Among the key results of the trial:
• Patients in the intervention group were nearly twice as likely to report at least a 30% improvement in their pain score by 12 months (51.7% vs 27.1%).
• The intervention was associated with clinically meaningful improvements in pain and a greater rate of improvement (56% vs 31%).
• Patients in the usual care group were almost twice as likely to experience worsening of pain by 6 months compared with those in the intervention group (36% vs 19%).
• Few patients in either group were started on opioids or had escalations in their opioid dose during the study period.
• Patients in the intervention group were also more likely to rate as good to excellent the medication prescribed for their pain (73.9% vs 50.9%) as well as the overall treatment of their pain (76.7% vs 51.6%).

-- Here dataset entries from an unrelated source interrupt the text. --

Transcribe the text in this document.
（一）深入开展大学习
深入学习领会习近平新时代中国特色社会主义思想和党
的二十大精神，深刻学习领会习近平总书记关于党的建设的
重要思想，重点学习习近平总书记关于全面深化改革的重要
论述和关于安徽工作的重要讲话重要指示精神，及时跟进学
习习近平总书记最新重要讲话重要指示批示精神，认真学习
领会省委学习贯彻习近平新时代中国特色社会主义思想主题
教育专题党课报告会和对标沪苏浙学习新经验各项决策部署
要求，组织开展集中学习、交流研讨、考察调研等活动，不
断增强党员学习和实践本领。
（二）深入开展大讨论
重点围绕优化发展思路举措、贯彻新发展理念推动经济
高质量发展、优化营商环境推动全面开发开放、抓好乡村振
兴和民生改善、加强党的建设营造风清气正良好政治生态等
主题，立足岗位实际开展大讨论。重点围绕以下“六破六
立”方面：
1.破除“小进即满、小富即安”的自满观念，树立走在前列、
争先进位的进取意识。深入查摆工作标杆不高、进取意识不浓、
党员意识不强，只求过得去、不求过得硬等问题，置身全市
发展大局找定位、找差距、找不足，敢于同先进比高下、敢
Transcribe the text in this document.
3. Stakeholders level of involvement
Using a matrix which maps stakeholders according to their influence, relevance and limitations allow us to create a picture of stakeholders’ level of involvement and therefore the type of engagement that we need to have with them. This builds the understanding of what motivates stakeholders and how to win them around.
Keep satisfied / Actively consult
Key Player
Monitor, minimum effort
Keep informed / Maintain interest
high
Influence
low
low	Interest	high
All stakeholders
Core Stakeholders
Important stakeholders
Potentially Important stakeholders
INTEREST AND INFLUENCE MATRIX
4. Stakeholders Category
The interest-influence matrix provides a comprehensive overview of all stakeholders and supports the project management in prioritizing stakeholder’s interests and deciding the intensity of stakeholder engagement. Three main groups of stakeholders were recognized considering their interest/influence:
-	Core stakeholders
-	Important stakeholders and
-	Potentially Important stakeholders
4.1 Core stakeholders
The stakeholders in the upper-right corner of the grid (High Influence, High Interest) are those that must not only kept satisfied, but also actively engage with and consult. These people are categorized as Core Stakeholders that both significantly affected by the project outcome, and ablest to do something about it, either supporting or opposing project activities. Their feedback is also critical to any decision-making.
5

“The intervention was effective, even though most trial participants reported pain that had been present for many years, that involved multiple sites, and that had been unsuccessfully treated with numerous analgesics,” the authors wrote. “The improvement in pain with minimal opioid initiation or dose escalation is noteworthy, given increasing concerns about the consequences of long-term opioid use.”
The researchers added that the results, along with findings from a previous trial conducted among patients with cancer, show that algorithm-guided optimisation of pain medication can be efficiently delivered through a predominantly telephone and Internet-based approach.
In an accompanying editorial, Michael E. Ohl, MD, and Gary E. Rosenthal, MD, University of Iowa Carver College of Medicine, Iowa City, Iowa, wrote: “Historically, implementation of collaborative care innovations — such as collaborative care for depression — has been slow. However, there is reason to believe that tele-care for chronic pain can be more rapidly implemented into routine practice. Adoption of collaborative care for depression was hindered by the fee-for-service payment system, which favours procedures and in-person physician visits over team-based and between-visit care. Recent movement toward reimbursement for tele-health and between-visit care may make tele-care for pain management more attractive to primary care practices.”
“In summary, Kroenke et al describe a promising tele-care strategy that may enhance the ability of primary care practices to effectively treat patients with chronic pain,” they concluded. “Additional studies are required to determine the generalisability, sustainability, and cost-effectiveness of this strategy and to assess how it may best be incorporated within primary care practices.”